The brochures are intended to give investors more detailed information about an investment adviser's business practices, types of advisory services provided, investment risks, any soft-dollar arrangements, possible conflicts of interest and disciplinary history. They would also address a developing area of concern: the conflicts of interest arising from side-by-side management of clients who pay performance fees--such as hedge funds--and those who do not.

The SEC originally proposed changes to Part 2 of Form ADV in April 2000 as part of broader revisions to the entire document but only adopted changes to Part 1--a general description of the adviser's background--the following year.

The new rule would reinstate the requirement that investment advisers file Part 2 of Form ADV with the SEC--a practice discontinued in 2001; firms now retain Part 2 on file. The commission also wants to mandate that advisers annually present their customers with Part 2 rather than giving clients the option.
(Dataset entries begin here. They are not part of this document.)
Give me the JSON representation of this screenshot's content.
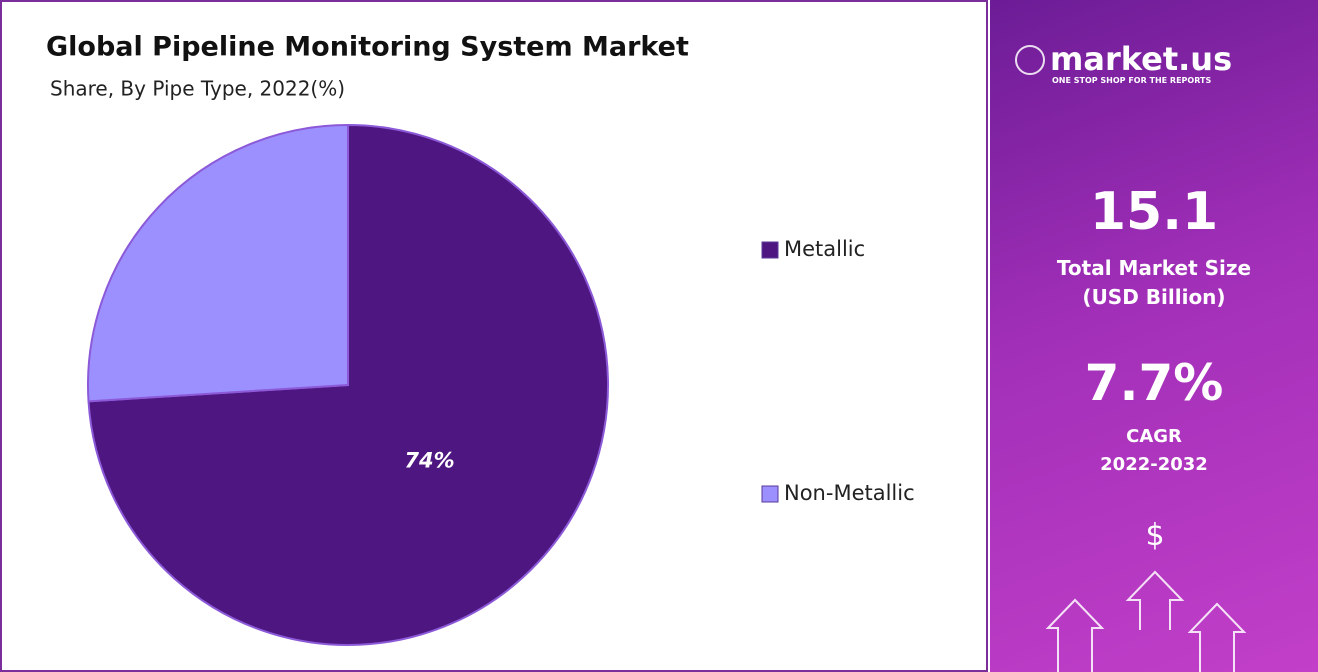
{
  "chart_data": {
    "type": "pie",
    "title": "Global Pipeline Monitoring System Market",
    "subtitle": "Share, By Pipe Type, 2022(%)",
    "categories": [
      "Metallic",
      "Non-Metallic"
    ],
    "values": [
      74,
      26
    ],
    "value_labels": [
      "74%",
      null
    ],
    "colors": [
      "#4e1680",
      "#9c90ff"
    ]
  },
  "panel": {
    "brand": "market.us",
    "tagline": "ONE STOP SHOP FOR THE REPORTS",
    "market_size": "15.1",
    "market_size_label": "Total Market Size",
    "market_size_unit": "(USD Billion)",
    "cagr": "7.7%",
    "cagr_label": "CAGR",
    "cagr_period": "2022-2032"
  }
}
Legal experts say the SEC's decision to revisit the conflict-disclosure issue is aligned with its failed attempt in 2006 to require hedge fund advisers to register. Last year, the commission adopted Rule 206(4)-8 of the Investment Advisers Act, which does not impose fiduciary duties on private fund managers but rather antifraud responsibilities.

"The SEC has now posed an interesting question of whether unregistered investment advisers must provide their investors with the same information under the new Form ADV to comply with the SEC's ruling last year," says Jay Gould, partner and head of the investment funds group at law firm Pillsbury Winthrop Shaw Pittman in New York. According to Gould, if the agency intends the new Form ADV Part 2 to provide a safe harbor for purposes of Rule 206(4)-8, then all advisers might feel compelled to provide that information.

Currently, advisers take a "check the box" approach to disclosure on ADV Part 2, which is encouraged by its format. But that approach provides scant understanding of an adviser's business practices and policies. And the form's daunting appearance can prevent investors from wading through it.

The SEC's new approach is modeled after ADV's current Schedule H, which requires managed account sponsors to give clients a narrative description of their wrap fee programs.

"Rather than rely on the current check-the-box-format, Part 2 would specify the minimum disclosures required in a brochure and allow advisers to structure the disclosures and order the topics in a manner that accurately describes the adviser's material arrangements and services," says Jarrod James, senior consultant with Omaha-based RIA Compliance Consultants. "There will be far less confusion over whether they should disclose a conflict of interest or not."